Young boy sees the light

Family finds history in Florida Keys

As a flame, Which oft they say, some Spirit attends, Hovering and blazing with delusive light.

-- Paradise Lost, John Milton

Go back 156 years. It was a desperate plan, but the man saw no other alternative. Food was scarce, there was no milk for the baby and the quarters for his family were an exposed tent just off the beach at Egmont Key. Salted meat and dried bread made up most of their meals, but it was the unrelenting summer heat during the day that finally pushed John Whitehurst to action. A staunch Unionist, after Florida succeeded from the United States in 1861, he dutifully collected his family of seven from his farm (in present day St. Petersburg) and asked for asylum at the Federal outpost at Egmont Key (present day Anna Maria Island). There, the Navy kept a small base as part of its blockade of the west coast of Florida, where the Whitehurst family joined a small group of other refugees. The only problem was food, the Navy shared some of its rations with the families, but except for what could be caught from the ocean, families were mostly on their own.
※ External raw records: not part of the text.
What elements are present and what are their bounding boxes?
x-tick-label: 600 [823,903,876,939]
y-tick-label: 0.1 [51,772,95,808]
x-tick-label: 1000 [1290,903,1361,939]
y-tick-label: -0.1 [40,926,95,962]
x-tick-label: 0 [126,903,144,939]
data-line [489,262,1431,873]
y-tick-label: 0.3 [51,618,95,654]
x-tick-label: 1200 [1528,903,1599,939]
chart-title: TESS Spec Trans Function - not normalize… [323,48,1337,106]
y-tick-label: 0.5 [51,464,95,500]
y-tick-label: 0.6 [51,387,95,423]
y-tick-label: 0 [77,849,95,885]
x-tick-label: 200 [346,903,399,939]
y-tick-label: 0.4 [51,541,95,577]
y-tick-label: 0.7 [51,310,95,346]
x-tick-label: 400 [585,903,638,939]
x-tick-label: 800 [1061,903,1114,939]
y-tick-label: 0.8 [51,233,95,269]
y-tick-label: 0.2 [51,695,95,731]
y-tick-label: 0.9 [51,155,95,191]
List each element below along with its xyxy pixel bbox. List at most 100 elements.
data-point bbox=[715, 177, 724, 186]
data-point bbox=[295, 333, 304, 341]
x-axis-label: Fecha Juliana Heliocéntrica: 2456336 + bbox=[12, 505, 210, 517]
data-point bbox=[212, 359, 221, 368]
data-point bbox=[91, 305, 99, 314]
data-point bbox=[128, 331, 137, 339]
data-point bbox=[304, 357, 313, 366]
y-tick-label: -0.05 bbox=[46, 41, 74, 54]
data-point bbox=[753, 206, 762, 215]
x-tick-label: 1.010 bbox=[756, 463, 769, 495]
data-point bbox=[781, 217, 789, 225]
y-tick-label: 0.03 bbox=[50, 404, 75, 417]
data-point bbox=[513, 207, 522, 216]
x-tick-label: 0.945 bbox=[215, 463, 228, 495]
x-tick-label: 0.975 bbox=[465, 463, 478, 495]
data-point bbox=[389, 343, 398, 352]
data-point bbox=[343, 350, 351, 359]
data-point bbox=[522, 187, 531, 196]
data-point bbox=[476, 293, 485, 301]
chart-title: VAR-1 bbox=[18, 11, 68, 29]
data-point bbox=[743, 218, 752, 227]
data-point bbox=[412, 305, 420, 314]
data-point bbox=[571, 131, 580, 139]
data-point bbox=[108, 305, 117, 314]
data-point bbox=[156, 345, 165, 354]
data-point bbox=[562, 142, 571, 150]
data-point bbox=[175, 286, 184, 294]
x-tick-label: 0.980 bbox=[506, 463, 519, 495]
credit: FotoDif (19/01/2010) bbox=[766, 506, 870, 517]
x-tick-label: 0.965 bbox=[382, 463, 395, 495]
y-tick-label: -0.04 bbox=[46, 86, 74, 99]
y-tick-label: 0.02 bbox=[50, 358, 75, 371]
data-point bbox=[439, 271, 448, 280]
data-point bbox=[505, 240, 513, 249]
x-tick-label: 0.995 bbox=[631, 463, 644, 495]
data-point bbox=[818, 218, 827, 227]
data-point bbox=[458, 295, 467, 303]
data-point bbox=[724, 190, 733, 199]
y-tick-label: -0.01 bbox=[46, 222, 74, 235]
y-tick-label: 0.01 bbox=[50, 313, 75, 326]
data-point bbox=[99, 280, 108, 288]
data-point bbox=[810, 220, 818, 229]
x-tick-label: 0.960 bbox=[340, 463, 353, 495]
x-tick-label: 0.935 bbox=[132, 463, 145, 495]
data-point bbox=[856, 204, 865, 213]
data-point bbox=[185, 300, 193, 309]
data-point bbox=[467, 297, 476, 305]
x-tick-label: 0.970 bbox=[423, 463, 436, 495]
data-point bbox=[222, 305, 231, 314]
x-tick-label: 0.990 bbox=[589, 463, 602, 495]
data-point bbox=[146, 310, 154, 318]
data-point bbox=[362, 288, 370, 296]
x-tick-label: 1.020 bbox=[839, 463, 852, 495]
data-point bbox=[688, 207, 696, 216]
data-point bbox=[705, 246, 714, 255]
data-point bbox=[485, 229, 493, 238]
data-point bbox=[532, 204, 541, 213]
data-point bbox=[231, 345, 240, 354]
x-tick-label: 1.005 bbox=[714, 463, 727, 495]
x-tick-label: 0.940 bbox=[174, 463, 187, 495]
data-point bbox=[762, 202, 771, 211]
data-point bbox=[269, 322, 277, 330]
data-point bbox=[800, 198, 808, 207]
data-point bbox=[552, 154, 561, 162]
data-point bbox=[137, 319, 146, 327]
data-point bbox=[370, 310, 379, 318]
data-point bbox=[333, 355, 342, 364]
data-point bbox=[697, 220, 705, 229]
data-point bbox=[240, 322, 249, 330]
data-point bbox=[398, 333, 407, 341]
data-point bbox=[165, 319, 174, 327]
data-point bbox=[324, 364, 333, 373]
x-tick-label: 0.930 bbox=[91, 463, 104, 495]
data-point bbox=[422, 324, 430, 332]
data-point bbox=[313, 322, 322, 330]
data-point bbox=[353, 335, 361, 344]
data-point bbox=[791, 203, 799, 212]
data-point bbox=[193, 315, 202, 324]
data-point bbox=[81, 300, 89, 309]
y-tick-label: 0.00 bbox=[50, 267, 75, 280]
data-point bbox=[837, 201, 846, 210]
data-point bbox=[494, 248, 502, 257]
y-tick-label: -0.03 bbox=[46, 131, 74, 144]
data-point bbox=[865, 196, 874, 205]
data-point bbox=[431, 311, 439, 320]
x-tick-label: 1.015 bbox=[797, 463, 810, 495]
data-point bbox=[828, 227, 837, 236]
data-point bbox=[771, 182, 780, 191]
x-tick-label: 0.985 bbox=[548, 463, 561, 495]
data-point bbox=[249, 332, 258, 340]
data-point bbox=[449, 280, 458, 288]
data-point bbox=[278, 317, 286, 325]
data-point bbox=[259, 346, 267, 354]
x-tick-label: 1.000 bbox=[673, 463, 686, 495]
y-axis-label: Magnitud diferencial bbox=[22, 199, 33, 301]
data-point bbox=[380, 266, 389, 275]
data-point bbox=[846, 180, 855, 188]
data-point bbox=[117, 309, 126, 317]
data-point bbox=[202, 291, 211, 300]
John's plan was simple: Take a small fishing boat, and sail it that early dawn across the bay to the tip of the Pinellas peninsula and put in just off Frenchmen's creek at Maximo Point. There, in the lush oak forest was a fish rancho operated by a widow named Dominga Hernandez. There would be fruit trees, a truck farm and cattle, with just a poor illiterate widow standing in their way. They would scavenge vegetables, fruit and fresh meat and then return quickly. John's cousin Scott volunteered to go, as well as a man named Arnold. Kissing his wife Elizabeth goodbye, she watched as John and the two men pushed their small craft into the darkened morning surf. By noon of that day, two of those men would be dead; the third mortally wounded.

Unfortunately for them, the widow Dominga Hernandez was a friend with her neighbor, Abel Miranda, who just happened to oversee the local Confederate militia. Hernandez quickly sounded the alert. The young Arnold was shot dead inland, and the militia chased the Whitehurst cousins to the beach, where Miranda killed Scott with one blast from his shotgun. A second blast tore into John Whitehurst, who managed to crawl into his boat and push off before collapsing from his wound. Picked up by a Union boat after floating aimless for two days in Tampa Bay near John's Pass, Whitehurst was brought back to Egmont Key, where he died Sept. 2, 1862, in terrible pain.

Go back to my childhood. I am 11 years old and staying with my grandparents in St. Petersburg for the summer. One night, my older cousin Rog asks if I want to go see ghost lights. "Are you kidding?" I exclaim. We drive up to Madeira Beach and park near John's Pass. He explains two spirits come and go here, trying to find their home. Looking back, I don't exactly remember seeing shiny lights, but we saw what looked like a dim red glow moving about. I never thought of it again until last week.

Family research led me to find I am a direct descendant of one Simon Whitehurst. His oldest son was the John from Egmont Key; John's sister would be my grandmother's grandmother. I uncovered the facts of John's death, but then last week, I found an old history book. There, on page 26 of The Story of St. Petersburg by Karl Grismer, published in 1924, is a brief description of the killing of the Whitehursts and how "The ghost lights are reported to have been seen for nearly a half a century after the slaying" near a place called John's Pass. Suddenly echoes of my cousin's invitation to see ghost lights all those years ago came in my head. Had I literally encountered family that faraway night?

Called ignis fatuus by scientists, some attribute the ghostly lights to marsh gasses of phosphorus that ignite briefly with oxygen. With all the development, that area now stays ablaze with neon signs and hotel lights. And with it, maybe, the light to finally find home.